Half-track tractors are usually converted wheel machines, in which, e.g., the rear wheels are replaced with track roller units. The altered transmission ratio results in a great reduction of the maximum speed. Track roller units also must be mounted on the front in the case of four-wheel drive tractors, due to the fixed transmission ratio between the front axle and the rear axle. In this context, reference is made to US 2007/0261898 A1 as an example. In addition to an altered suspension behavior of the overall vehicle, reduced operational reliability must be accepted.
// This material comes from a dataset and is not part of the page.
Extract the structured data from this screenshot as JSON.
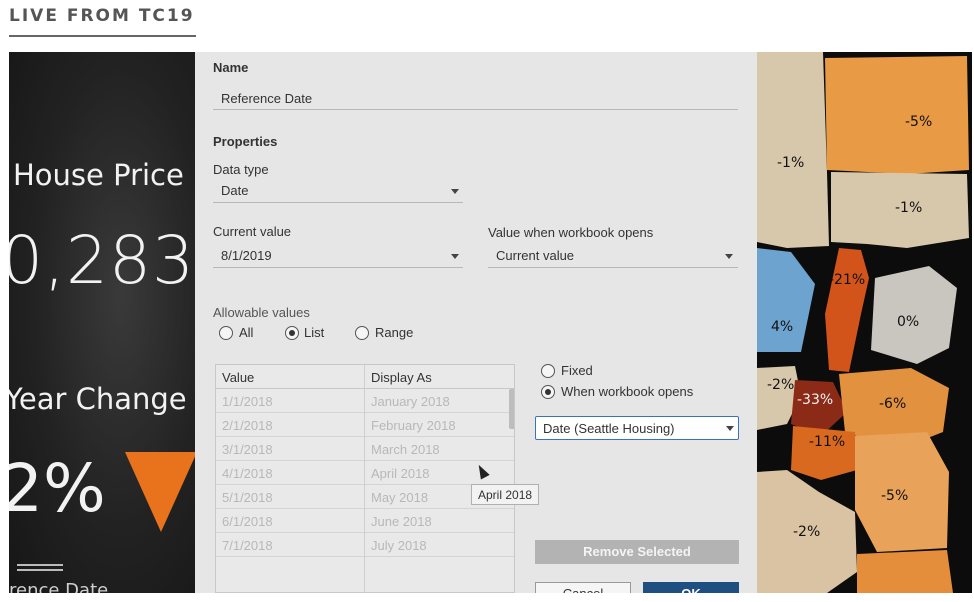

WO 2013/113484 A2 makes known another concept for a half-track vehicle. In this case, the (rear) track roller unit is used as a drive element. The front axle (which is designed as a wheel axle) is used only to support vertical forces and as steering support. In this dual-axle vehicle, the track roller unit is suspended in the manner of a pendulum. The track therefore lifts up when tractive force is generated. This is avoided by controlled counterpressure of a hydraulic cylinder. The front axle is relieved by applying tractive force and by the force of the hydraulic cylinder. It is therefore possible to hold the pressure distribution under the track roller unit constant during field work. During road travel, however, the hydraulic force can be reversed and, therefore, the front deflector roller of the track roller unit can be relieved. The front axle (wheel axle) therefore assumes a greater load. This results in a more gentle entry by the track bars and therefore reduces wear. As compared to the classic two-track tractor, this concept provides advantages both on yielding ground and on hard ground. The front axle additionally reduces pitching oscillations and, therefore, increases driving comfort.
Since the vehicle described in WO 2013/113484 A2 has a non-driven front axle, the disadvantage of having to provide precise ballast exists in this case as well. A front axle load of zero would be ideal for tractive efficiency. In this case, there is a risk, however, that the vehicle could tip backward and therefore the front axle must remain loaded to a slight extent. This load cannot be used to transfer tractive force, however, and can compress the ground if the tires are too small. It would be conceivable also to drive the front axle. It would be too complex to adjust the advance that is required due to the different tractive force characteristics of wheel and track, however, especially since agricultural tractors are usually not equipped with an interaxle differential.
In addition to a hydraulic element on the track roller unit, the vehicle according to WO 2013/113484 A2 also has a high-value steering axle. Due to the low intended front axle load, the vehicle is equipped with differential steering in the rear axle, with which the Ackermann steering system of the front axle must be synchronized. In light of the above-described aspects, the overall complexity of the vehicle is high.